Если бы можно было передать, внушить мне то, что чувствовал он!.. Словно в мультфильме, на фоне совершенно неподвижного пейзажа, он видел, как я мечусь на искусственных тропинках. И мысль приобрела конкретные очертания: нужно сыграть со мной заключительную партию, поставить спектакль на заданную тему, подгоняя сюжет под реальные обстоятельства. В том, что у него достойный противник, он не сомневался. А я попала под влияние «Человека с алмазным сердцем», этой низкопробной, мрачноватой истории на английском языке, которую я обнаружила в одном из тех киосков («Помнишь, мы часто останавливались возле них по вечерам?»).
Он вошел в раж, клялся, что создал только вместилище, а уж я заполнила его на свое усмотрение: впрочем, это и не трудно, учитывая мое скотское окружение, — с таким-то матерьяльчиком можно было не сомневаться, что я сделаю шаги, достойные всяческих похвал.
Идея заставить меня до конца вжиться в роль своей героини захватила его; он хотел пошутить, развлечься, а я все приняла всерьез. Да, возможно, он слегка переборщил. Но должна же я понять!..
Я слушала, узнавала его манеру подбирать слова и расставлять их, его изменчивые интонации, временами полные сарказма, адресованного не только мне… и опять с ужасом сознавала, что ни один из инструментов, которые он задействовал в своем спектакле, не противоречил его естеству, его воображению, его склонностям, привычкам, точкам отсчета: здесь не было ничего случайного или подтасованного.

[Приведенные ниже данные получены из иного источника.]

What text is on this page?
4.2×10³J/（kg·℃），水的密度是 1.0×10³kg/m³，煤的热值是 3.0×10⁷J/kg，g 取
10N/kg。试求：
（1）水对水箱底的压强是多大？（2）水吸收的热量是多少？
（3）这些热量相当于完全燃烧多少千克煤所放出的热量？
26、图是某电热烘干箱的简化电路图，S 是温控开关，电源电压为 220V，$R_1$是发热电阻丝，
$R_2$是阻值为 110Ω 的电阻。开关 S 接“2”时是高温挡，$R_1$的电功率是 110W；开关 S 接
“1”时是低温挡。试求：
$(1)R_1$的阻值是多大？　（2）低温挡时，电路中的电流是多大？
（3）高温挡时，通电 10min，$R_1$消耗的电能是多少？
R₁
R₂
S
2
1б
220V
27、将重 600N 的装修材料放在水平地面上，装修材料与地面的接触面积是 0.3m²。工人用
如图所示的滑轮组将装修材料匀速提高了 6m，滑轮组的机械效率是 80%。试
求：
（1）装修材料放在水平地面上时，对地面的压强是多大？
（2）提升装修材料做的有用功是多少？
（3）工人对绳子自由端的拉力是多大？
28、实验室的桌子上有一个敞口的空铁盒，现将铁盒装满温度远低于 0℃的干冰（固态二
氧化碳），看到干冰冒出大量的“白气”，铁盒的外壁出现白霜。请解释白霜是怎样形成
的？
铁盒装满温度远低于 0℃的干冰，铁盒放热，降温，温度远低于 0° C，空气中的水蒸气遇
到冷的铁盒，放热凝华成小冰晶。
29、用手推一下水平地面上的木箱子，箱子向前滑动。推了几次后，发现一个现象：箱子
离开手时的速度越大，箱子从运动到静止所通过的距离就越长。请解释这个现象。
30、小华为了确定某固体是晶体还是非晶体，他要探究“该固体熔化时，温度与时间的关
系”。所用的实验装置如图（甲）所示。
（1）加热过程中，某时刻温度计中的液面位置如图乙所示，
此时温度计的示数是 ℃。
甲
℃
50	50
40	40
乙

Его последовательность — моя слабость. Раньше я не верила, что его последовательность может перерасти в ненависть, а сейчас, когда она с такой силой выплеснулась на меня, я невольно вместе с ужасом испытала и раскаяние. Я ведь тоже боролась — по-своему, конечно, — за то, чтобы не отдаляться от него, чтобы не перечеркивать разом годы влечения, дружбы, взаимопонимания. Я противилась слишком четкому распределению ролей, привычке, моей растущей уверенности в том, что страсть зарождается при столкновении двух дополняющих друг друга потребностей или, вернее, недостаточностей (еще одна мысль, которую уже не сдвинешь с места), противилась даже возникшему у меня гнетущему ощущению, что я любима — во всяком случае, на словах — и не люблю, поскольку мне всегда было больно причинять другим страдания. А он был весь лишь ярость и задетое самолюбие: я оказалась не той, какой он меня себе представлял, я разочаровала и предала его. Насколько велика была моя боль — этого он даже не заметил; но то, что я восстала против деспотизма его боли, все еще вызывало в нем возмущение.